College of Arts and Sciences launches Arts and Humanities AI Institute (AHAII) to support research and teaching

March 18, 2026

College of Arts and Sciences launches Arts and Humanities AI Institute (AHAII) to support research and teaching

Garden of Constants, teal blue sculptures of numbers

The College of Arts and Sciences at The Ohio State University has launched the Arts and Humanities AI Institute (AHAII), an innovative center that brings together scholarship, teaching, creative exploration and public engagement to explore the intersection of artificial intelligence and the human experience. Developed to expand on Ohio State’s AI Fluency Initiative, which integrates AI skills and experiences into the undergraduate curriculum, AHAII will build on the college’s distinctive strengths, as well as on faculty expertise in AI foundations and applications in departments ranging from art and design to linguistics and philosophy. 

“AHAII will serve as a national model for how the arts and humanities can shape the future of AI: not merely as tools or technologies, but as cultural forces that demand ethical scrutiny, historical awareness and imaginative rethinking,” said Dean of Arts and Humanities Dana Renga.

Under the leadership of Interim Director Chris Coleman, AHAII will serve as a community hub where faculty and students can explore questions central to how humanity engages with AI; develop innovative curricula; connect with external partners to provide student internships in arts and humanities fields focused on AI; collaborate on important AI-related topics such as ethics, bias, creativity, rediscovering history, and art and technology; and use and critique AI tools to understand how they interact with arts and culture.

“At its core, AHAII positions the arts and humanities as central to defining our collective future with AI technology,” Coleman said. “Where AI Fluency is aimed at students, the institute is really about how can we also give our scholars and researchers the tools and capabilities they need to expand beyond fluency.

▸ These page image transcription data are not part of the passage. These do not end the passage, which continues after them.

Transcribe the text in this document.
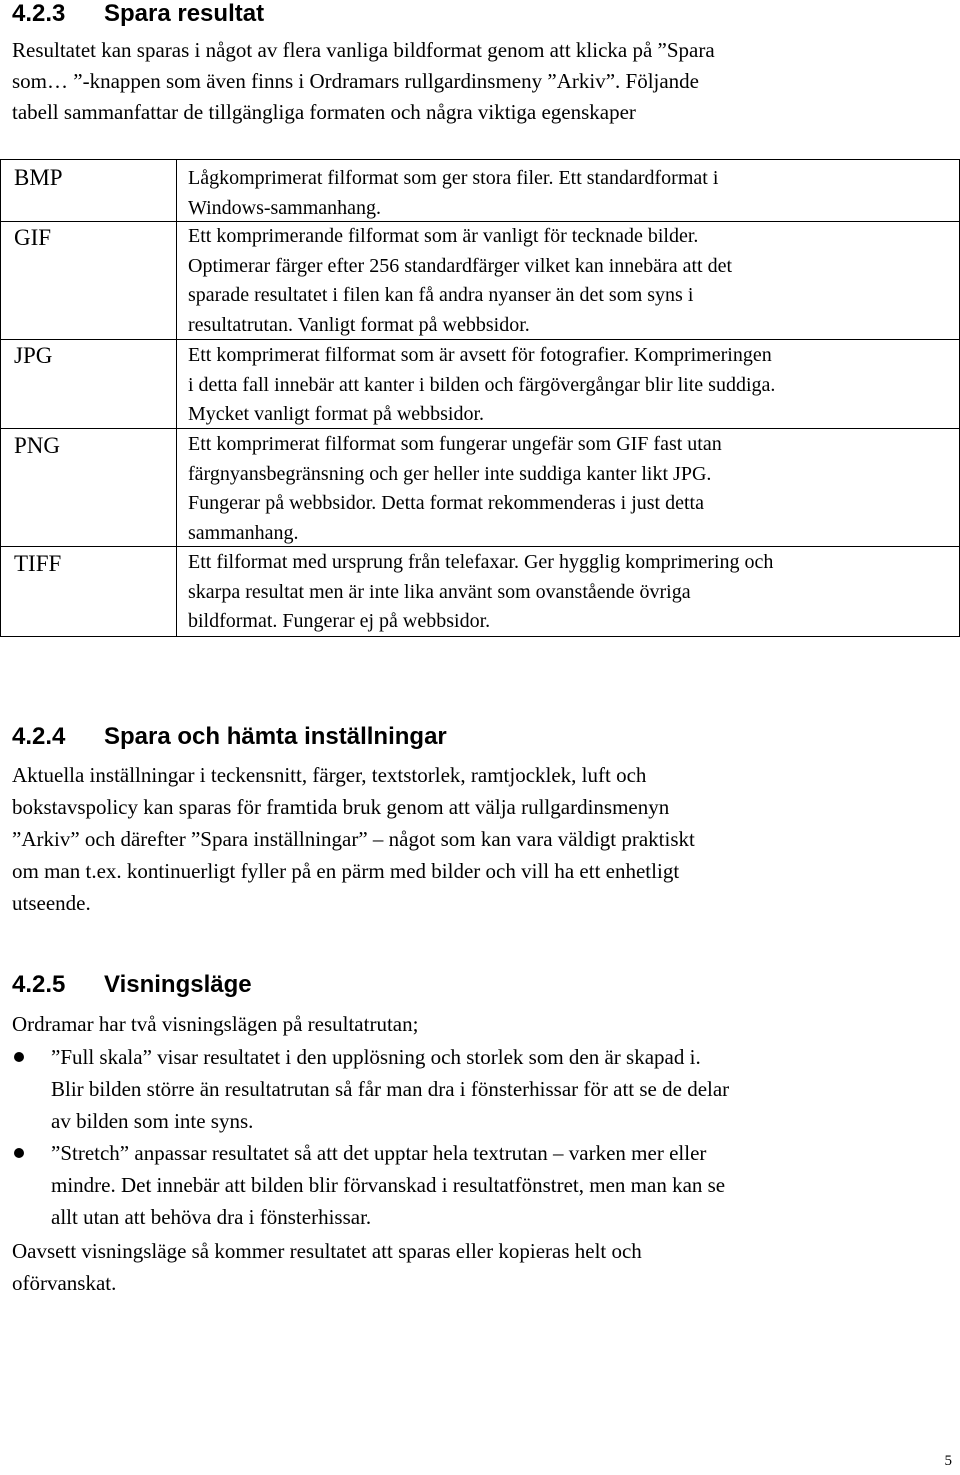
4.2.3 Spara resultat

Resultatet kan sparas i något av flera vanliga bildformat genom att klicka på ”Spara
som… ”-knappen som även finns i Ordramars rullgardinsmeny ”Arkiv”. Följande
tabell sammanfattar de tillgängliga formaten och några viktiga egenskaper

BMP	Lågkomprimerat filformat som ger stora filer. Ett standardformat i
Windows-sammanhang.
GIF	Ett komprimerande filformat som är vanligt för tecknade bilder.
Optimerar färger efter 256 standardfärger vilket kan innebära att det
sparade resultatet i filen kan få andra nyanser än det som syns i
resultatrutan. Vanligt format på webbsidor.
JPG	Ett komprimerat filformat som är avsett för fotografier. Komprimeringen
i detta fall innebär att kanter i bilden och färgövergångar blir lite suddiga.
Mycket vanligt format på webbsidor.
PNG	Ett komprimerat filformat som fungerar ungefär som GIF fast utan
färgnyansbegränsning och ger heller inte suddiga kanter likt JPG.
Fungerar på webbsidor. Detta format rekommenderas i just detta
sammanhang.
TIFF	Ett filformat med ursprung från telefaxar. Ger hygglig komprimering och
skarpa resultat men är inte lika använt som ovanstående övriga
bildformat. Fungerar ej på webbsidor.
4.2.4 Spara och hämta inställningar

Aktuella inställningar i teckensnitt, färger, textstorlek, ramtjocklek, luft och
bokstavspolicy kan sparas för framtida bruk genom att välja rullgardinsmenyn
”Arkiv” och därefter ”Spara inställningar” – något som kan vara väldigt praktiskt
om man t.ex. kontinuerligt fyller på en pärm med bilder och vill ha ett enhetligt
utseende.

4.2.5 Visningsläge

Ordramar har två visningslägen på resultatrutan;

”Full skala” visar resultatet i den upplösning och storlek som den är skapad i.
Blir bilden större än resultatrutan så får man dra i fönsterhissar för att se de delar
av bilden som inte syns.
”Stretch” anpassar resultatet så att det upptar hela textrutan – varken mer eller
mindre. Det innebär att bilden blir förvanskad i resultatfönstret, men man kan se
allt utan att behöva dra i fönsterhissar.

Oavsett visningsläge så kommer resultatet att sparas eller kopieras helt och
oförvanskat.

5
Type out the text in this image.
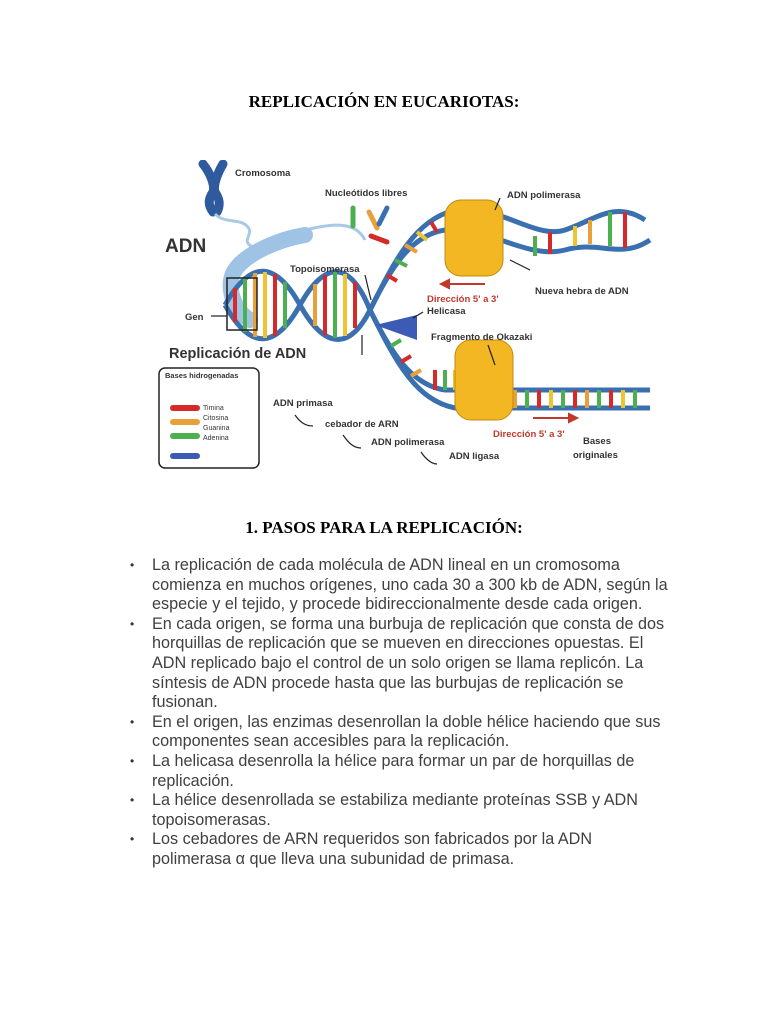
REPLICACIÓN EN EUCARIOTAS:
Cromosoma
ADN
Nucleótidos libres	ADN polimerasa
Topoisomerasa
Gen
Dirección 5' a 3'
Nueva hebra de ADN
Helicasa
Fragmento de Okazaki
Replicación de ADN
Bases hidrogenadas
Timina
Citosina
Guanina
Adenina
ADN primasa
cebador de ARN
ADN polimerasa
Dirección 5' a 3'
ADN ligasa
Bases
originales
1. PASOS PARA LA REPLICACIÓN:
• La replicación de cada molécula de ADN lineal en un cromosoma comienza en muchos orígenes, uno cada 30 a 300 kb de ADN, según la especie y el tejido, y procede bidireccionalmente desde cada origen.
• En cada origen, se forma una burbuja de replicación que consta de dos horquillas de replicación que se mueven en direcciones opuestas. El ADN replicado bajo el control de un solo origen se llama replicón. La síntesis de ADN procede hasta que las burbujas de replicación se fusionan.
• En el origen, las enzimas desenrollan la doble hélice haciendo que sus componentes sean accesibles para la replicación.
• La helicasa desenrolla la hélice para formar un par de horquillas de replicación.
• La hélice desenrollada se estabiliza mediante proteínas SSB y ADN topoisomerasas.
• Los cebadores de ARN requeridos son fabricados por la ADN polimerasa α que lleva una subunidad de primasa.
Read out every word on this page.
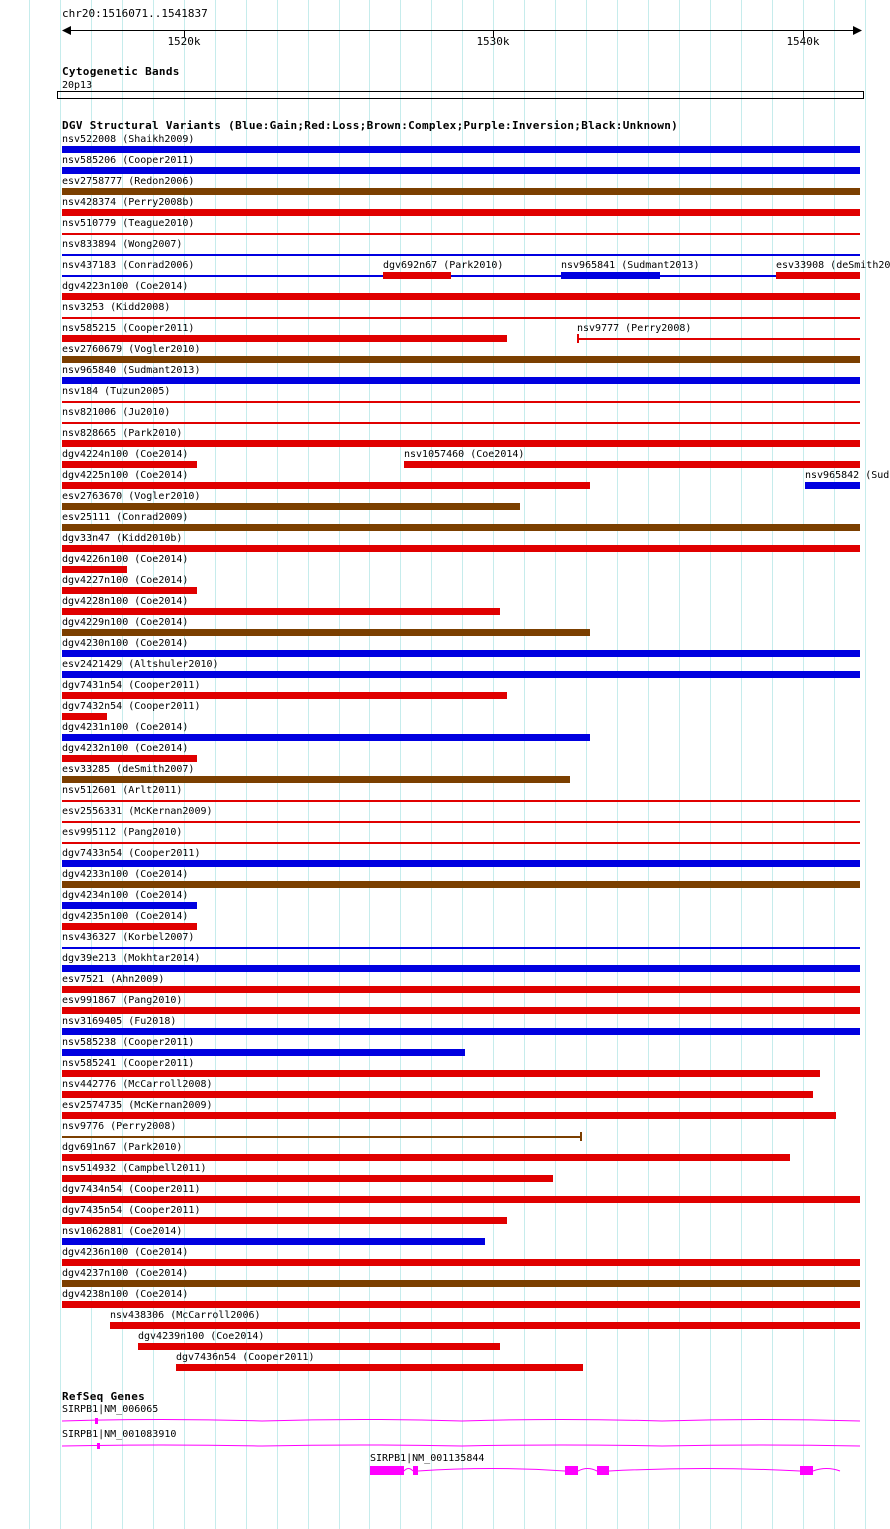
chr20:1516071..1541837
Cytogenetic Bands
20p13
DGV Structural Variants (Blue:Gain;Red:Loss;Brown:Complex;Purple:Inversion;Black:Unknown)
RefSeq Genes
1520k	1530k	1540k
nsv522008 (Shaikh2009)
nsv585206 (Cooper2011)
esv2758777 (Redon2006)
nsv428374 (Perry2008b)
nsv510779 (Teague2010)
nsv833894 (Wong2007)
nsv437183 (Conrad2006)	dgv692n67 (Park2010)	nsv965841 (Sudmant2013)	esv33908 (deSmith20
dgv4223n100 (Coe2014)
nsv3253 (Kidd2008)
nsv585215 (Cooper2011)	nsv9777 (Perry2008)
esv2760679 (Vogler2010)
nsv965840 (Sudmant2013)
nsv184 (Tuzun2005)
nsv821006 (Ju2010)
nsv828665 (Park2010)
dgv4224n100 (Coe2014)	nsv1057460 (Coe2014)
dgv4225n100 (Coe2014)	nsv965842 (Sud
esv2763670 (Vogler2010)
esv25111 (Conrad2009)
dgv33n47 (Kidd2010b)
dgv4226n100 (Coe2014)
dgv4227n100 (Coe2014)
dgv4228n100 (Coe2014)
dgv4229n100 (Coe2014)
dgv4230n100 (Coe2014)
esv2421429 (Altshuler2010)
dgv7431n54 (Cooper2011)
dgv7432n54 (Cooper2011)
dgv4231n100 (Coe2014)
dgv4232n100 (Coe2014)
esv33285 (deSmith2007)
nsv512601 (Arlt2011)
esv2556331 (McKernan2009)
esv995112 (Pang2010)
dgv7433n54 (Cooper2011)
dgv4233n100 (Coe2014)
dgv4234n100 (Coe2014)
dgv4235n100 (Coe2014)
nsv436327 (Korbel2007)
dgv39e213 (Mokhtar2014)
esv7521 (Ahn2009)
esv991867 (Pang2010)
nsv3169405 (Fu2018)
nsv585238 (Cooper2011)
nsv585241 (Cooper2011)
nsv442776 (McCarroll2008)
esv2574735 (McKernan2009)
nsv9776 (Perry2008)
dgv691n67 (Park2010)
nsv514932 (Campbell2011)
dgv7434n54 (Cooper2011)
dgv7435n54 (Cooper2011)
nsv1062881 (Coe2014)
dgv4236n100 (Coe2014)
dgv4237n100 (Coe2014)
dgv4238n100 (Coe2014)
nsv438306 (McCarroll2006)
dgv4239n100 (Coe2014)
dgv7436n54 (Cooper2011)
SIRPB1|NM_006065
SIRPB1|NM_001083910
SIRPB1|NM_001135844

We’re really curious as to where AI would be helpful and what we can do to empower the people who want to head down that road.”

In addition to hiring a number of tenure-track faculty who work at the intersection of arts and humanities and AI this academic year, the college is launching several academic programs with an AI focus, including undergraduate certificate programs in AI, Art and Creativity (in development); AI, Ethics and Society, and AI, Language and Mind.

AHAII also oversees a new Arts and Humanities AI Postdoctoral/Post-MFA Program for scholars who will help launch those certificate programs, as well as an Arts and Humanities AI Explorer Program for “AI-curious” faculty members who are interested in developing skills and engaging AI as an aspect of their research, creative work and teaching. 

Overall, and in addition to the bold tenure-track hiring initiative, the college is investing more than $1M in arts and humanities scholarship on AI.